Not related to Jason or DBT, the best concert I’ve been to was Oasis at the Rose Bowl last year. I got into Oasis pretty recently and very intensely. I was like, I need to find a way to see them live, and if I don’t go, I'm gonna regret it for the rest of my life.
I somehow worked it out during the first semester of my PhD program. It was actually the cheapest to see them in LA, out of all their American dates. So I left Alabama for just over two days, and in the same way that Homecoming was an indescribable experience, that was too — watching so many people see and achieve something that they never thought would happen, which was Oasis getting back together. That concert was just unreal.
"When I was 9, I had a little CD case with Nirvana and the Foo Fighters and R.E.M. and Dave Matthews."
I also saw Jason for a three consecutive night run in Nashville at this new venue called The Pinnacle, around the time when Foxes in the Snow came out. That was my first time seeing him without the 400 Unit, and he played a lot of songs that I had never heard before; he doesn't really switch up his sets as much as DBT. Within those three days, I heard every song on Foxes in the Snow besides one. I heard "Danko / Manuel" for the first time live, and I think I also heard "Outfit" for the first time, if I remember correctly. It was a really cool experience to get all of those at once.
I also love Death Cab For Cutie. I got to see them with the Postal Service, when they did all of Transatlanticism, which is one of my favorite albums of all time. And they did all of The Postal Service album. That was another crazy, felt-like-a-fever dream moment. And the Friday and Saturday sets at Homecoming were really great too.
What kind of music did you listen to when you were growing up? You mentioned Death Cab for Cutie, which is an older band. When you were in high school, did you already have what I would describe as cool taste in music?
I grew up listening to a lot of alternative music, like alternative rock. My family was very much into Coldplay, John Mayer, Dave Matthews, Jack Johnson, and I was always into music. When I was 9, I had a little CD case with Nirvana and the Foo Fighters and R.E.M. and Dave Matthews and All-American Rejects and stuff like that.

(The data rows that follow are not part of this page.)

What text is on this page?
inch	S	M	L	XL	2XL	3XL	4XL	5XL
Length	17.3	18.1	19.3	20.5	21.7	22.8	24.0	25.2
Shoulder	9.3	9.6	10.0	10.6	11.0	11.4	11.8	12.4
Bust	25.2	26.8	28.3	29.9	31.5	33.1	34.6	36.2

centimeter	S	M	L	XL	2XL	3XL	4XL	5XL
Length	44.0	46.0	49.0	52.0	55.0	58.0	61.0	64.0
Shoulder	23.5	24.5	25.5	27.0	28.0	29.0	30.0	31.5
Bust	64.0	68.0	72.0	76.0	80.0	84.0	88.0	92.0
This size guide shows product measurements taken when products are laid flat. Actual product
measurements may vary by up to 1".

In high school, I was into indie/alternative or emo — "Hot Topic music," I jokingly like to call it. Twenty-One Pilots and Panic! at the Disco and Fall Out Boy. Blink-182 is a huge one for me. Vampire Weekend is another big one for me. They still are. My mom also loved new wave and Depeche Mode and New Order and The Cure. It's funny, because now she likes a lot of the music that I listen to, and I've kind of inspired her taste. So we took turns on that.
"That was another crazy, felt-like-a-fever dream moment."
I was also a huge One Direction fan. I loved Jonas Brothers, Hannah Montana, High School Musical. On my iPod, I would go from listening to Justin Bieber to American Idiot. So I also love pop and a lot the stereotypical stuff that a lot of girls my age grew up listening to. I loved Ed Sheeran for a while, I’m a Taylor Swift fan.
That’s why my show is called Undefined. When I was on the radio, I wanted to get away with playing a rock song into an ‘80s song to a pop song to an Americana song. So that's where I got the name from, because I kind of have eclectic taste. There's a lot of music that is hard to define by genre. Drive-By Truckers is a good example; I feel like you could put them in multiple categories. I’ll often ask people “what kind of music do you like?” —not music nerds, just people at school — and often they will say “I like a little bit of everything.”
Is there any band that you wish you had seen live but didn't?
The biggest one is R.E.M. I was too young when R.E.M. were touring, and I grew up listening to them. The fact that I was never able to see them live was very disappointing. And if he was still alive, I wish I could have seen Townes Van Zandt, but he passed away when I was really young. And of course The Beatles, but that’s probably everybody’s answer.